For a new protocol/provider, extend the protected debug API:

  • SUPPORTED_TRANSLATE_FORMATS in gpt2giga/api/admin/routes.py;
  • a <protocol>-to-normalized endpoint, if a short path is needed;
  • generic /_debug/translate pair handling;
  • fixtures in tests/fixtures/debug_translate/;
  • tests for unsupported pairs and safe errors.

Debug translation must not require real upstream credentials, except for directions where you need to actually prepare a provider SDK payload. Raw secrets must not end up in the response.

8. Add tests

A minimal set:

  • adapter unit tests: request, response, tools, multimodal content, errors;
  • streaming mapper tests: start/delta/tool/usage/end/error events;
  • router tests: non-streaming, streaming, auth, invalid params, fallback;
  • observability tests: spans, attributes, capture flags, redaction, tool events;
  • metrics/traffic-log tests, if labels or emitted fields change;
  • OpenAPI tests;
  • golden fixtures for the public response/SSE format;
  • SDK compatibility smoke tests, if a client package is available.

For the Gemini protocol, separately check candidate mapping, finish reasons, safety-related fields, tool declarations/function calls, multimodal parts, and stream event order.

9. Update docs

Update:

  • docs/api-compatibility.md: route status and limitations.
  • docs/client-parameter-compatibility.md: accepted/supported/ignored fields.
  • docs/configuration.md: env vars and modes.
  • docs/operations.md: metrics, traffic logs, observability, debug endpoints.
  • docs/deployment.md: compose/env changes, if external services appear.
  • docs/architecture/normalized-messages.md: if the normalized contract or execution status changes.
  • the README documentation table, if a new user-facing document appears.

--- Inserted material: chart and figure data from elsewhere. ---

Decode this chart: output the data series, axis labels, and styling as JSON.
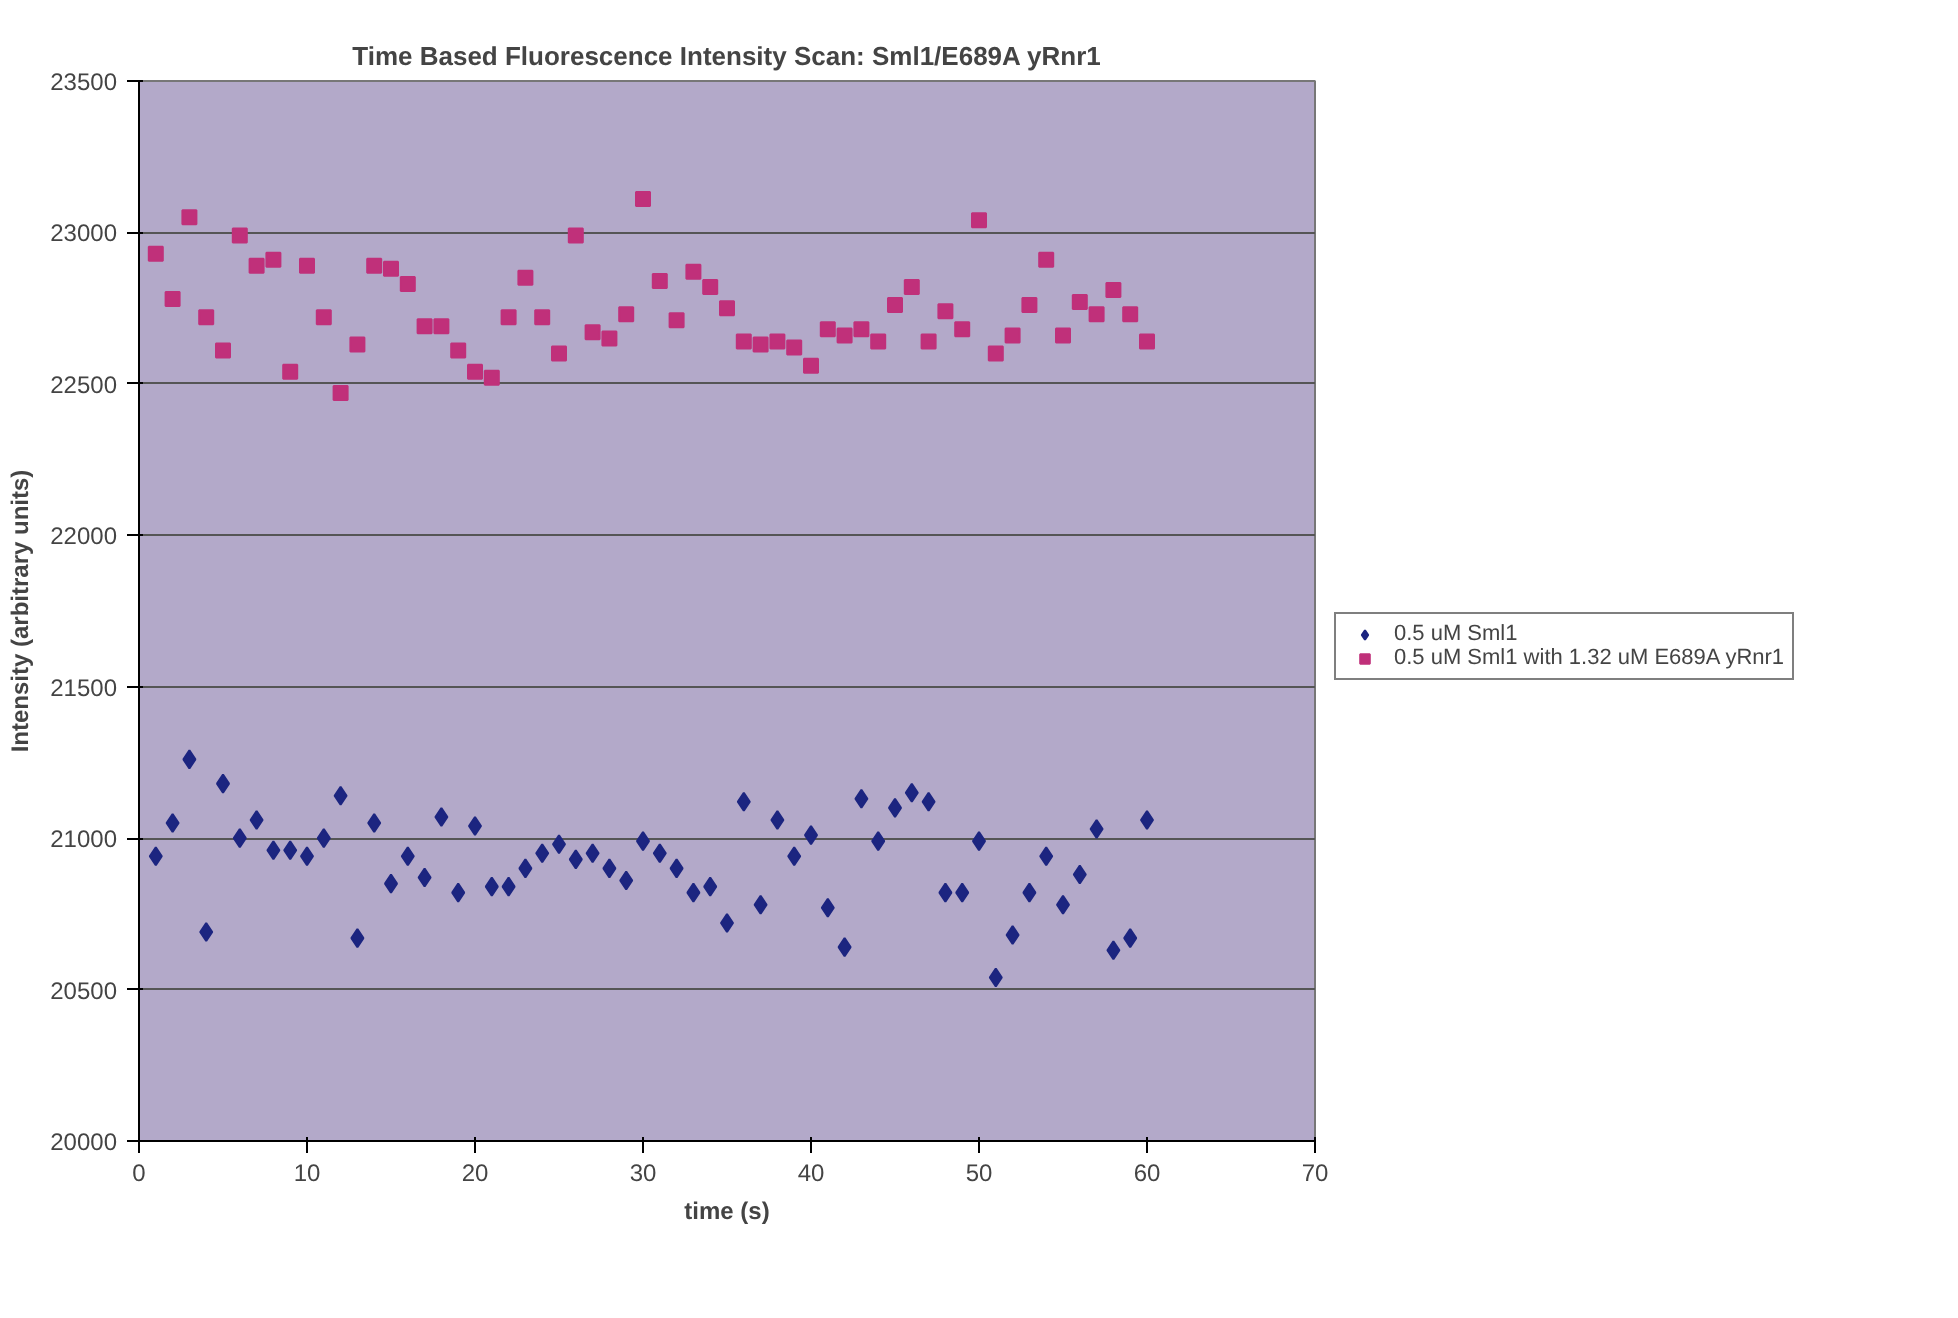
{
  "chart_data": {
    "type": "scatter",
    "title": "Time Based Fluorescence Intensity Scan: Sml1/E689A yRnr1",
    "xlabel": "time (s)",
    "ylabel": "Intensity (arbitrary units)",
    "x": [
      1,
      2,
      3,
      4,
      5,
      6,
      7,
      8,
      9,
      10,
      11,
      12,
      13,
      14,
      15,
      16,
      17,
      18,
      19,
      20,
      21,
      22,
      23,
      24,
      25,
      26,
      27,
      28,
      29,
      30,
      31,
      32,
      33,
      34,
      35,
      36,
      37,
      38,
      39,
      40,
      41,
      42,
      43,
      44,
      45,
      46,
      47,
      48,
      49,
      50,
      51,
      52,
      53,
      54,
      55,
      56,
      57,
      58,
      59,
      60
    ],
    "series": [
      {
        "name": "0.5 uM Sml1",
        "color": "#1c2580",
        "marker": "diamond",
        "values": [
          20940,
          21050,
          21260,
          20690,
          21180,
          21000,
          21060,
          20960,
          20960,
          20940,
          21000,
          21140,
          20670,
          21050,
          20850,
          20940,
          20870,
          21070,
          20820,
          21040,
          20840,
          20840,
          20900,
          20950,
          20980,
          20930,
          20950,
          20900,
          20860,
          20990,
          20950,
          20900,
          20820,
          20840,
          20720,
          21120,
          20780,
          21060,
          20940,
          21010,
          20770,
          20640,
          21130,
          20990,
          21100,
          21150,
          21120,
          20820,
          20820,
          20990,
          20540,
          20680,
          20820,
          20940,
          20780,
          20880,
          21030,
          20630,
          20670,
          21060
        ]
      },
      {
        "name": "0.5 uM Sml1 with 1.32 uM E689A yRnr1",
        "color": "#c0307a",
        "marker": "square",
        "values": [
          22930,
          22780,
          23050,
          22720,
          22610,
          22990,
          22890,
          22910,
          22540,
          22890,
          22720,
          22470,
          22630,
          22890,
          22880,
          22830,
          22690,
          22690,
          22610,
          22540,
          22520,
          22720,
          22850,
          22720,
          22600,
          22990,
          22670,
          22650,
          22730,
          23110,
          22840,
          22710,
          22870,
          22820,
          22750,
          22640,
          22630,
          22640,
          22620,
          22560,
          22680,
          22660,
          22680,
          22640,
          22760,
          22820,
          22640,
          22740,
          22680,
          23040,
          22600,
          22660,
          22760,
          22910,
          22660,
          22770,
          22730,
          22810,
          22730,
          22640
        ]
      }
    ],
    "xlim": [
      0,
      70
    ],
    "xticks": [
      0,
      10,
      20,
      30,
      40,
      50,
      60,
      70
    ],
    "ylim": [
      20000,
      23500
    ],
    "yticks": [
      20000,
      20500,
      21000,
      21500,
      22000,
      22500,
      23000,
      23500
    ],
    "grid": "y",
    "legend": "right"
  }
}
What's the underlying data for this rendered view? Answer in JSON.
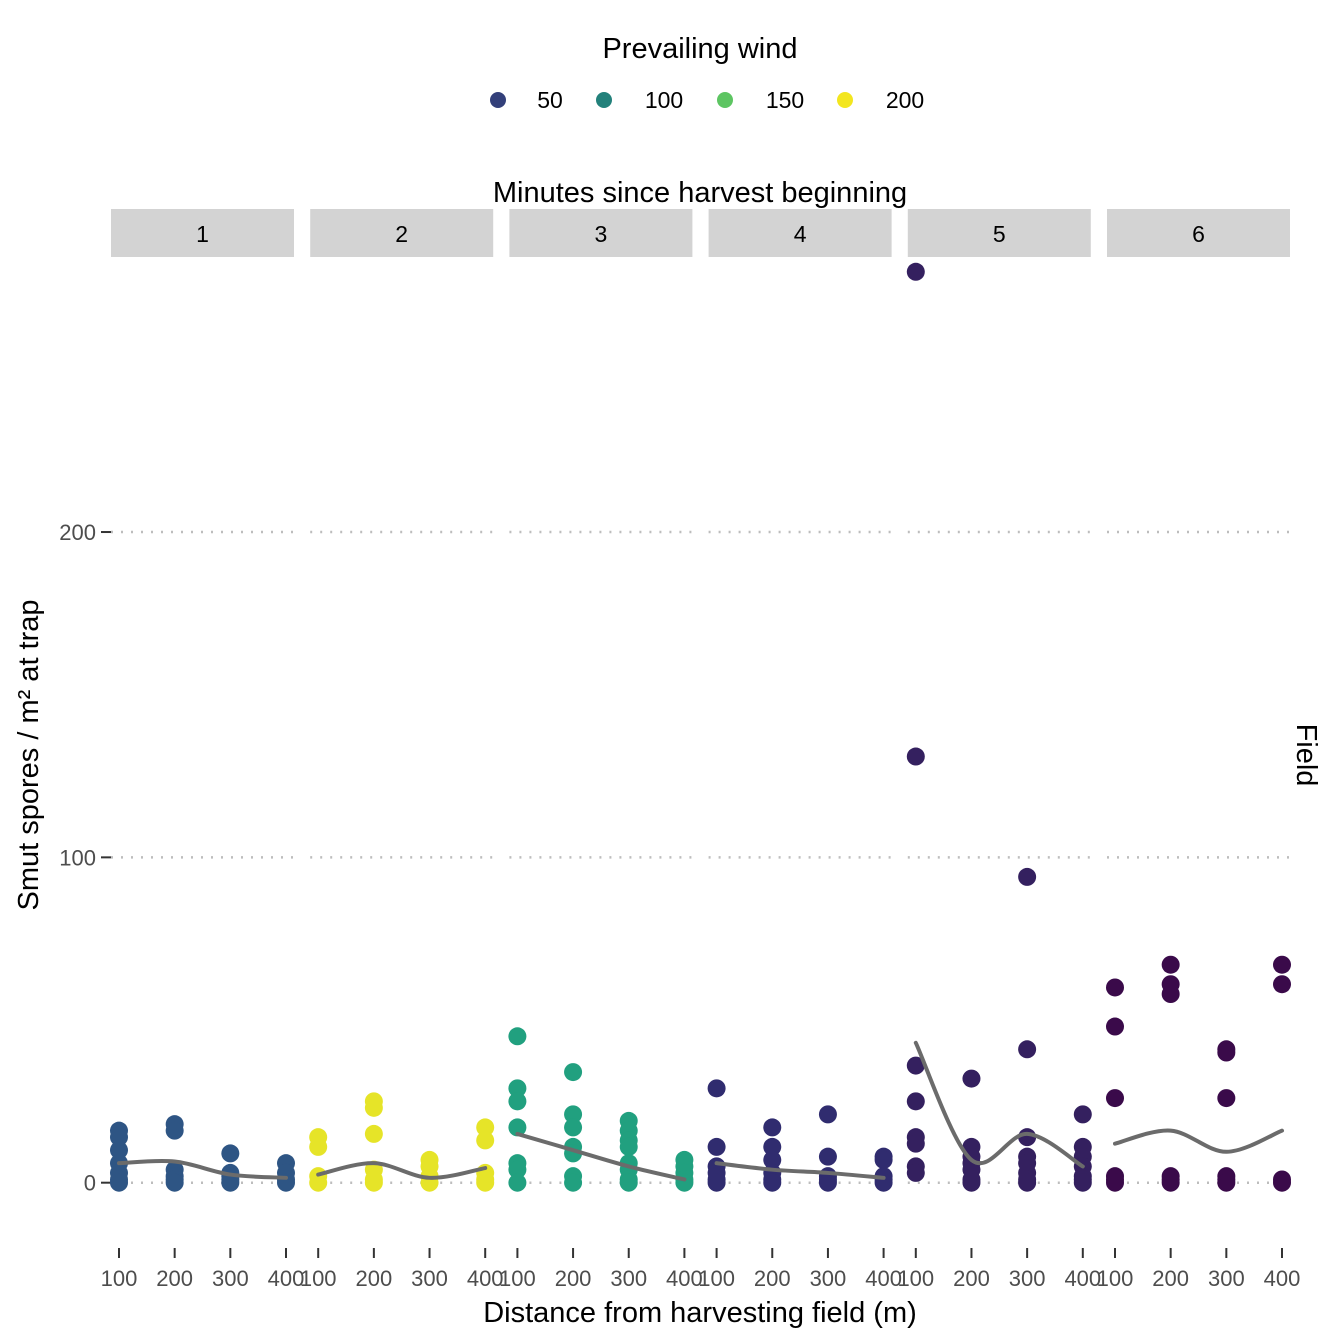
{
  "chart_data": {
    "type": "scatter",
    "xlabel": "Distance from harvesting field (m)",
    "ylabel": "Smut spores / m² at trap",
    "right_label": "Field",
    "facet_title": "Minutes since harvest beginning",
    "facets": [
      "1",
      "2",
      "3",
      "4",
      "5",
      "6"
    ],
    "x_ticks": [
      100,
      200,
      300,
      400
    ],
    "y_ticks": [
      0,
      100,
      200
    ],
    "ylim": [
      -17,
      283
    ],
    "grid": "horizontal-dotted",
    "legend": {
      "title": "Prevailing wind",
      "position": "top",
      "entries": [
        {
          "label": "50",
          "color": "#33407a"
        },
        {
          "label": "100",
          "color": "#23817b"
        },
        {
          "label": "150",
          "color": "#5dc562"
        },
        {
          "label": "200",
          "color": "#f3e61f"
        }
      ]
    },
    "panels": [
      {
        "facet": "1",
        "color": "#2e5584",
        "points": [
          [
            100,
            16
          ],
          [
            100,
            14
          ],
          [
            100,
            10
          ],
          [
            100,
            6
          ],
          [
            100,
            3
          ],
          [
            100,
            1
          ],
          [
            100,
            0
          ],
          [
            200,
            18
          ],
          [
            200,
            16
          ],
          [
            200,
            4
          ],
          [
            200,
            2
          ],
          [
            200,
            1
          ],
          [
            200,
            0
          ],
          [
            300,
            9
          ],
          [
            300,
            3
          ],
          [
            300,
            2
          ],
          [
            300,
            1
          ],
          [
            300,
            0
          ],
          [
            400,
            6
          ],
          [
            400,
            3
          ],
          [
            400,
            1
          ],
          [
            400,
            0
          ]
        ],
        "smooth": [
          [
            100,
            6
          ],
          [
            200,
            6.5
          ],
          [
            300,
            2.5
          ],
          [
            400,
            1.5
          ]
        ]
      },
      {
        "facet": "2",
        "color": "#e6e428",
        "points": [
          [
            100,
            14
          ],
          [
            100,
            11
          ],
          [
            100,
            2
          ],
          [
            100,
            0
          ],
          [
            200,
            25
          ],
          [
            200,
            23
          ],
          [
            200,
            15
          ],
          [
            200,
            4
          ],
          [
            200,
            1
          ],
          [
            200,
            0
          ],
          [
            300,
            7
          ],
          [
            300,
            5
          ],
          [
            300,
            2
          ],
          [
            300,
            0
          ],
          [
            400,
            17
          ],
          [
            400,
            13
          ],
          [
            400,
            3
          ],
          [
            400,
            1
          ],
          [
            400,
            0
          ]
        ],
        "smooth": [
          [
            100,
            2.5
          ],
          [
            200,
            6
          ],
          [
            300,
            1.5
          ],
          [
            400,
            4.5
          ]
        ]
      },
      {
        "facet": "3",
        "color": "#21a07f",
        "points": [
          [
            100,
            45
          ],
          [
            100,
            29
          ],
          [
            100,
            25
          ],
          [
            100,
            17
          ],
          [
            100,
            6
          ],
          [
            100,
            4
          ],
          [
            100,
            0
          ],
          [
            200,
            34
          ],
          [
            200,
            21
          ],
          [
            200,
            17
          ],
          [
            200,
            11
          ],
          [
            200,
            9
          ],
          [
            200,
            2
          ],
          [
            200,
            0
          ],
          [
            300,
            19
          ],
          [
            300,
            16
          ],
          [
            300,
            13
          ],
          [
            300,
            11
          ],
          [
            300,
            6
          ],
          [
            300,
            4
          ],
          [
            300,
            1
          ],
          [
            300,
            0
          ],
          [
            400,
            7
          ],
          [
            400,
            5
          ],
          [
            400,
            3
          ],
          [
            400,
            1
          ],
          [
            400,
            0
          ]
        ],
        "smooth": [
          [
            100,
            15
          ],
          [
            200,
            10
          ],
          [
            300,
            5
          ],
          [
            400,
            1
          ]
        ]
      },
      {
        "facet": "4",
        "color": "#302c6f",
        "points": [
          [
            100,
            29
          ],
          [
            100,
            11
          ],
          [
            100,
            5
          ],
          [
            100,
            3
          ],
          [
            100,
            1
          ],
          [
            100,
            0
          ],
          [
            200,
            17
          ],
          [
            200,
            11
          ],
          [
            200,
            7
          ],
          [
            200,
            3
          ],
          [
            200,
            1
          ],
          [
            200,
            0
          ],
          [
            300,
            21
          ],
          [
            300,
            8
          ],
          [
            300,
            2
          ],
          [
            300,
            1
          ],
          [
            300,
            0
          ],
          [
            400,
            8
          ],
          [
            400,
            7
          ],
          [
            400,
            2
          ],
          [
            400,
            1
          ],
          [
            400,
            0
          ]
        ],
        "smooth": [
          [
            100,
            6
          ],
          [
            200,
            4
          ],
          [
            300,
            3
          ],
          [
            400,
            1.5
          ]
        ]
      },
      {
        "facet": "5",
        "color": "#34205f",
        "points": [
          [
            100,
            280
          ],
          [
            100,
            131
          ],
          [
            100,
            36
          ],
          [
            100,
            25
          ],
          [
            100,
            14
          ],
          [
            100,
            12
          ],
          [
            100,
            5
          ],
          [
            100,
            3
          ],
          [
            200,
            32
          ],
          [
            200,
            11
          ],
          [
            200,
            8
          ],
          [
            200,
            6
          ],
          [
            200,
            4
          ],
          [
            200,
            1
          ],
          [
            200,
            0
          ],
          [
            300,
            94
          ],
          [
            300,
            41
          ],
          [
            300,
            14
          ],
          [
            300,
            8
          ],
          [
            300,
            6
          ],
          [
            300,
            3
          ],
          [
            300,
            1
          ],
          [
            300,
            0
          ],
          [
            400,
            21
          ],
          [
            400,
            11
          ],
          [
            400,
            8
          ],
          [
            400,
            5
          ],
          [
            400,
            2
          ],
          [
            400,
            1
          ],
          [
            400,
            0
          ]
        ],
        "smooth": [
          [
            100,
            43
          ],
          [
            200,
            7
          ],
          [
            300,
            15
          ],
          [
            400,
            5
          ]
        ]
      },
      {
        "facet": "6",
        "color": "#3a0a4a",
        "points": [
          [
            100,
            60
          ],
          [
            100,
            48
          ],
          [
            100,
            26
          ],
          [
            100,
            2
          ],
          [
            100,
            1
          ],
          [
            100,
            0
          ],
          [
            200,
            67
          ],
          [
            200,
            61
          ],
          [
            200,
            58
          ],
          [
            200,
            2
          ],
          [
            200,
            1
          ],
          [
            200,
            0
          ],
          [
            300,
            41
          ],
          [
            300,
            40
          ],
          [
            300,
            26
          ],
          [
            300,
            2
          ],
          [
            300,
            1
          ],
          [
            300,
            0
          ],
          [
            400,
            67
          ],
          [
            400,
            61
          ],
          [
            400,
            1
          ],
          [
            400,
            0
          ]
        ],
        "smooth": [
          [
            100,
            12
          ],
          [
            200,
            16
          ],
          [
            300,
            9.5
          ],
          [
            400,
            16
          ]
        ]
      }
    ]
  }
}
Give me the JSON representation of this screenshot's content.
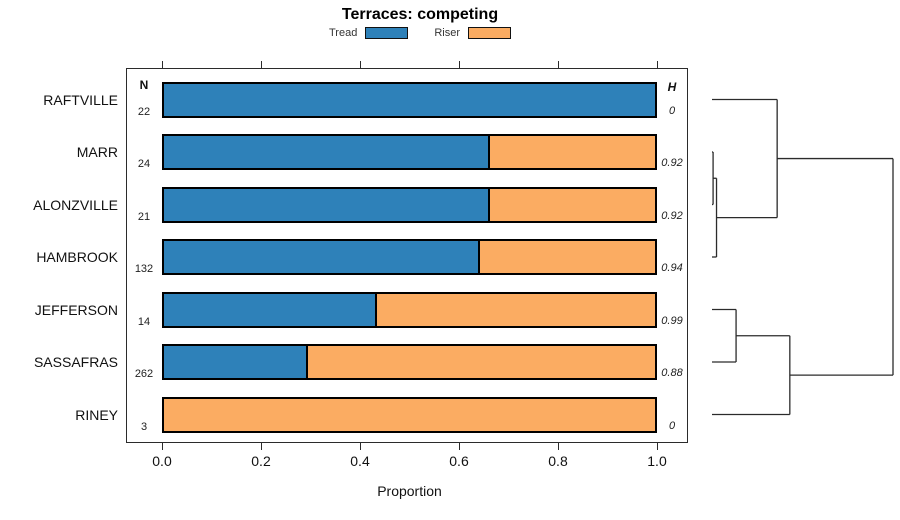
{
  "title": "Terraces: competing",
  "legend": {
    "items": [
      {
        "label": "Tread",
        "color": "#2E81B9"
      },
      {
        "label": "Riser",
        "color": "#FBAC62"
      }
    ]
  },
  "table": {
    "n_header": "N",
    "h_header": "H"
  },
  "axis": {
    "label": "Proportion",
    "ticks": [
      "0.0",
      "0.2",
      "0.4",
      "0.6",
      "0.8",
      "1.0"
    ],
    "tick_values": [
      0,
      0.2,
      0.4,
      0.6,
      0.8,
      1.0
    ]
  },
  "chart_data": {
    "type": "bar",
    "orientation": "horizontal",
    "stacked": true,
    "title": "Terraces: competing",
    "xlabel": "Proportion",
    "xlim": [
      0,
      1
    ],
    "legend_position": "top",
    "categories": [
      "RAFTVILLE",
      "MARR",
      "ALONZVILLE",
      "HAMBROOK",
      "JEFFERSON",
      "SASSAFRAS",
      "RINEY"
    ],
    "sample_sizes_N": [
      22,
      24,
      21,
      132,
      14,
      262,
      3
    ],
    "heterogeneity_H": [
      "0",
      "0.92",
      "0.92",
      "0.94",
      "0.99",
      "0.88",
      "0"
    ],
    "series": [
      {
        "name": "Tread",
        "color": "#2E81B9",
        "values": [
          1.0,
          0.66,
          0.66,
          0.64,
          0.43,
          0.29,
          0.0
        ]
      },
      {
        "name": "Riser",
        "color": "#FBAC62",
        "values": [
          0.0,
          0.34,
          0.34,
          0.36,
          0.57,
          0.71,
          1.0
        ]
      }
    ],
    "dendrogram": {
      "position": "right",
      "tree": {
        "height": 1.0,
        "children": [
          {
            "height": 0.36,
            "children": [
              {
                "leaf": "RAFTVILLE"
              },
              {
                "height": 0.025,
                "children": [
                  {
                    "height": 0.006,
                    "children": [
                      {
                        "leaf": "MARR"
                      },
                      {
                        "leaf": "ALONZVILLE"
                      }
                    ]
                  },
                  {
                    "leaf": "HAMBROOK"
                  }
                ]
              }
            ]
          },
          {
            "height": 0.43,
            "children": [
              {
                "height": 0.133,
                "children": [
                  {
                    "leaf": "JEFFERSON"
                  },
                  {
                    "leaf": "SASSAFRAS"
                  }
                ]
              },
              {
                "leaf": "RINEY"
              }
            ]
          }
        ]
      }
    }
  }
}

The documentation must clearly separate "implemented now" and "prepared for the next step." This is especially important for partially prepared API families, for example Files/Batches, so as not to promise a public route until it is mounted and covered by tests.

10. Check quality

Before the PR:

uv run ruff check .
uv run ruff format --check .
uv run pytest tests/ --cov=. --cov-report=term --cov-fail-under=80

If dependencies changed, update uv.lock. If the deploy/env contracts changed, check .env.example, the Compose files, and the docs together.